Cela signifie que pour penser de façon biblique, nous devons voir que nous ne sommes pas des « moi » isolés, des individus qui suivent un chemin solitaire dans la vie pour créer notre propre « identité » ou même notre propre salut individualiste. Notre identité n’est pas principalement définie par le groupe auquel nous sommes affectés par classe, par génération ou autre. Notre identité est formée par nos relations au sein de la famille. Et cependant, bien sûr, cela reste une identité pécheresse car il n’existe aucune famille – aussi sophistiquée et dévouée qu’elle soit – qui n’appartienne pas à l’humanité collectivement pécheresse.

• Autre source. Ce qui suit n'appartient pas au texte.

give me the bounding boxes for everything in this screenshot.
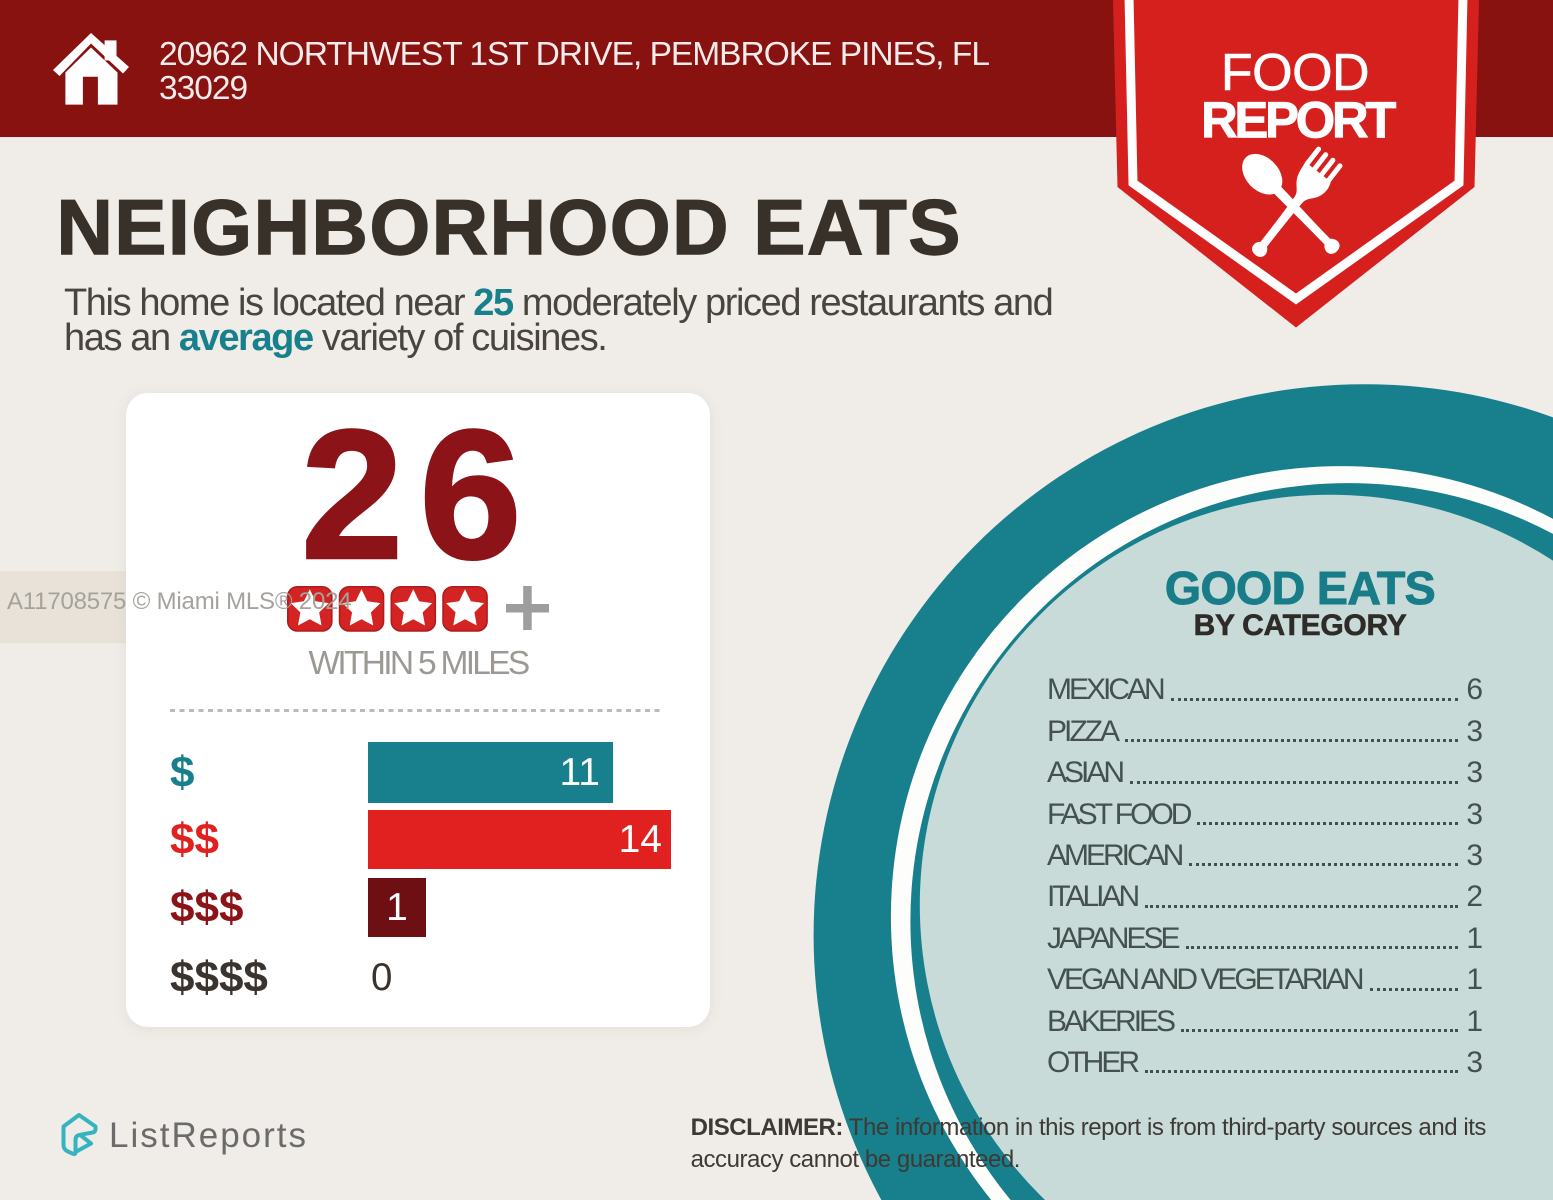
svg-text:REPORT: REPORT [1201, 91, 1396, 148]
svg-text:FOOD: FOOD [1221, 44, 1369, 102]
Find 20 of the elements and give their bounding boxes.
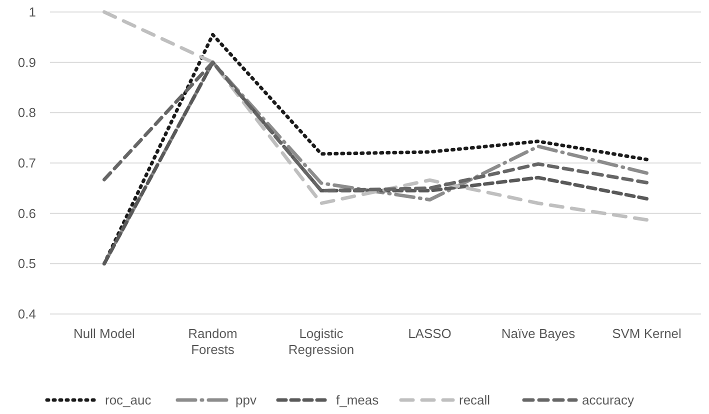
y-tick-label: 0.7 [18, 156, 36, 171]
y-tick-label: 0.9 [18, 54, 36, 70]
x-tick-label: Naïve Bayes [501, 326, 576, 341]
legend-label: f_meas [336, 392, 380, 408]
y-tick-label: 1 [28, 4, 36, 20]
legend-label: recall [459, 392, 490, 408]
x-tick-label: Logistic Regression [288, 326, 354, 357]
line-series [102, 10, 648, 222]
y-tick-label: 0.6 [18, 206, 36, 221]
y-tick-label: 0.8 [18, 105, 36, 120]
y-tick-label: 0.4 [18, 306, 36, 322]
x-tick-label: LASSO [408, 326, 452, 341]
legend-label: roc_auc [105, 392, 152, 408]
x-tick-label: Null Model [74, 326, 136, 341]
legend-label: ppv [236, 392, 257, 408]
line-series [102, 60, 648, 192]
x-tick-label: SVM Kernel [612, 326, 682, 341]
y-tick-label: 0.5 [18, 256, 36, 272]
x-tick-label: Random Forests [188, 326, 238, 357]
legend-label: accuracy [582, 392, 635, 408]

C’est pourquoi la rédemption consiste à être re-formé et re-façonné au sein de la famille de Dieu, l’Église, le corps de Christ. Car c’est là que notre communion joyeuse et encourageante ne se limite pas aux uns et aux autres, mais c’est « la communion du Saint-Esprit » afin que « notre communion [soit] avec le Père et avec son Fils Jésus-Christ » (2 Cor. 13.13 et 1 Jean 1.3).
C’est dans ce contexte trinitaire, aimés et précieux, que nous apprenons à renoncer à nous-mêmes et à dire comme Paul le dit de tant de manières différentes : « non pas moi, mais Christ ».[2]
Thomas Noble est enseignant-chercheur en théologie au Nazarene Theological Seminary de Kansas City aux États-Unis et chercheur en théologie au Nazarene Theological College à Manchester au Royaume-Uni.